LE PROJET DES LUMIÈRES : LE RELIGIEUX, LE NATIONAL

ET LA NOTION DE « CULTURE »

R. Geraci, se référant aux travaux de M. Rodinson (La Fascination

de l’islam) et d’E. Saïd (Orientalism), explique les rapports entre l’administration

russe et les musulmans à l’époque par la « réincarnation »

de l’image médiévale propre aux Européens, et donc aux Russes, d’un

monde musulman menaçant, politiquement et idéologiquement opposé

à l’Europe. La politique scolaire en particulier — la volonté d’interdire

les matières d’enseignement général dans les écoles confessionnelles

réformées et, parallèlement, l’échec de fait du projet de création d’établissements

publics d’enseignement général destinés aux musulmans

(ce qui, théoriquement, devait leur permettre l’intégration à la « vie

russe »), s’explique en fin de compte, selon Geraci, par la peur de voir

dans les faits s’effacer la frontière même entre ces deux mondes (cette

peur se substituant à l’angoisse d’une « apocalypse musulmane » de la

civilisation européenne 35 ). En dépit des objectifs déclarés, le pouvoir

fondait donc sa politique à cette période sur sa volonté d’empêcher

l’accès des musulmans à l’éducation laïque et de les maintenir isolés de

la société russe [Geracy, 2001, p. 281-283, p. 290-291]. Cette dernière

conclusion me paraît toutefois un peu artificielle : elle confond l’échec

de la politique musulmane officielle (ou plutôt l’absence de stratégie

définie, due aux impasses auxquelles le gouvernement était

confronté 36 ) avec les buts poursuivis. Mais on ne saurait nier que les

stéréotypes de la mémoire historique autour de l’hostilité de ces deux

univers, et même la peur face au monde musulman (réactualisée, en

dépit du sentiment de triomphe de la civilisation européenne), ont eu

une forte influence sur la politique russe envers les musulmans. Il me

semble cependant que cette explication n’est pas suffisante. Voyons

donc sur quelles présomptions se fondaient les parties en présence.

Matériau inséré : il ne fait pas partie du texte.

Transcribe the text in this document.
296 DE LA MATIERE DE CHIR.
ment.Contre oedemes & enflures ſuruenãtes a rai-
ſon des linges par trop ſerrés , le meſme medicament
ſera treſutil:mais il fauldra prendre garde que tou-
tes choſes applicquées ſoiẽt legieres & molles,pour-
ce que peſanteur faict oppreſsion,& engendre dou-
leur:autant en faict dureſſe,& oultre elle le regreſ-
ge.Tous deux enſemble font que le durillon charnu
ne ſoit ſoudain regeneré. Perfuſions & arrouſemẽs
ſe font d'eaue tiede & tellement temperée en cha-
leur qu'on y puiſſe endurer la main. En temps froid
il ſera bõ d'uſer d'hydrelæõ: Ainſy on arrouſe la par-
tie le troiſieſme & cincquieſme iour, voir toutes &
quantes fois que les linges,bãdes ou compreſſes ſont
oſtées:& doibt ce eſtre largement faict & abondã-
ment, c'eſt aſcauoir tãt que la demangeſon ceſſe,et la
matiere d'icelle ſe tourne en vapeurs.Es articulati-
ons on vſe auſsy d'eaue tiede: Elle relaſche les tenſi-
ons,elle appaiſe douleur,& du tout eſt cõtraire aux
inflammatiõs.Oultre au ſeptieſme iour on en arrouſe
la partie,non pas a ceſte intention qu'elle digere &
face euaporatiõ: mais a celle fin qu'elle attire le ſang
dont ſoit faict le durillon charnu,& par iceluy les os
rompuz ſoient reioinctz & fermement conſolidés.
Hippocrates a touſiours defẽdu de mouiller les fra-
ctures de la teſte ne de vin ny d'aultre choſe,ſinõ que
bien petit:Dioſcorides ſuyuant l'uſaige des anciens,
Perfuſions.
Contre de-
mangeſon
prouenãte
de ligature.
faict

34. Affirmer que les idées de pangermanisme ou de panslavisme en vogue à l’époque

étaient des prototypes du « panislamisme » n’est sans doute pas une explication suffisante.

35. Geracy reprend ici une observation de E. Saïd à propos de l’orientalisme européen

à une période ultérieure : la crise de l’entre-deux-guerres.

36. Certains historiens (par exemple, Vorob’eva, 1999) iront même jusqu’à qualifier

cette politique de non-ingérence dans les affaires musulmanes.